2015- CCS receives grants from the National Institutes of Health and the James S. McDonnell Foundation to study brain networks as consciousness is lost and reconstituted

Dr. George Mashour and the CCS have been awarded major grants from the NIH and the prestigious James S. McDonnell Foundation to study consciousness in humans and nonhuman primates. The new NIH RO1 will fund studies of healthy volunteers receiving ketamine and nitrous oxide; parallel studies examining cortical information transfer in the monkey brain during anesthetic state transitions will also be conducted. The McDonnell Foundation grant funds a translational neuroscience project conducted across multiple U.S. and Australian centers, led by the Center for Consciousness Science at the University of Michigan. The goal of this project is to study how the brain reconstitutes consciousness and cognition after major perturbations such as general anesthesia or seizures. The multidisciplinary teams assembled for the studies span the fields of neuroscience, physics, computational science, biomedical engineering, pain neurobiology, anesthesiology, neurosurgery, and psychiatry.

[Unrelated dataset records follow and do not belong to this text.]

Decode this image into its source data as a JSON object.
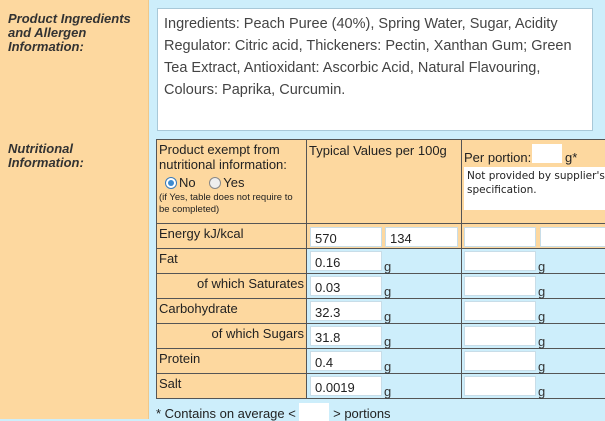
{
  "ingredients": {
    "label": "Product Ingredients and Allergen Information:",
    "text": "Ingredients: Peach Puree (40%), Spring Water, Sugar, Acidity Regulator: Citric acid, Thickeners: Pectin, Xanthan Gum; Green Tea Extract, Antioxidant: Ascorbic Acid, Natural Flavouring, Colours: Paprika, Curcumin."
  },
  "nutrition": {
    "label": "Nutritional Information:",
    "exempt_label": "Product exempt from nutritional information:",
    "option_no": "No",
    "option_yes": "Yes",
    "selected": "No",
    "exempt_note": "(if Yes, table does not require to be completed)",
    "typical_header": "Typical Values per 100g",
    "portion_label": "Per portion:",
    "portion_value": "",
    "portion_unit": "g*",
    "portion_note": "Not provided by supplier's specification.",
    "energy": {
      "label": "Energy kJ/kcal",
      "kj": "570",
      "kcal": "134",
      "portion_kj": "",
      "portion_kcal": ""
    },
    "rows": [
      {
        "label": "Fat",
        "value": "0.16",
        "unit": "g",
        "portion": ""
      },
      {
        "label": "of which Saturates",
        "value": "0.03",
        "unit": "g",
        "portion": ""
      },
      {
        "label": "Carbohydrate",
        "value": "32.3",
        "unit": "g",
        "portion": ""
      },
      {
        "label": "of which Sugars",
        "value": "31.8",
        "unit": "g",
        "portion": ""
      },
      {
        "label": "Protein",
        "value": "0.4",
        "unit": "g",
        "portion": ""
      },
      {
        "label": "Salt",
        "value": "0.0019",
        "unit": "g",
        "portion": ""
      }
    ],
    "footer_pre": "* Contains on average <",
    "footer_value": "",
    "footer_post": "> portions"
  }
}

Recent publications by CCS faculty


Professor Emery Brown from Harvard and MIT gave the 3rd annual Edward F. Domino Lecture sponsored by CCS (Thursday, March 22, 2018).

CCS Director George Mashour delivers the 6th Annual Thomas Willis Lecture in Clinical Neuroscience at the University of Oxford on the subject of consciousness and anesthesia.

More than 10 CCS faculty, fellows, and graduate students presented at the international Science of Consciousness Conference in Tucson from April 2-7, which was co-sponsored by CCS.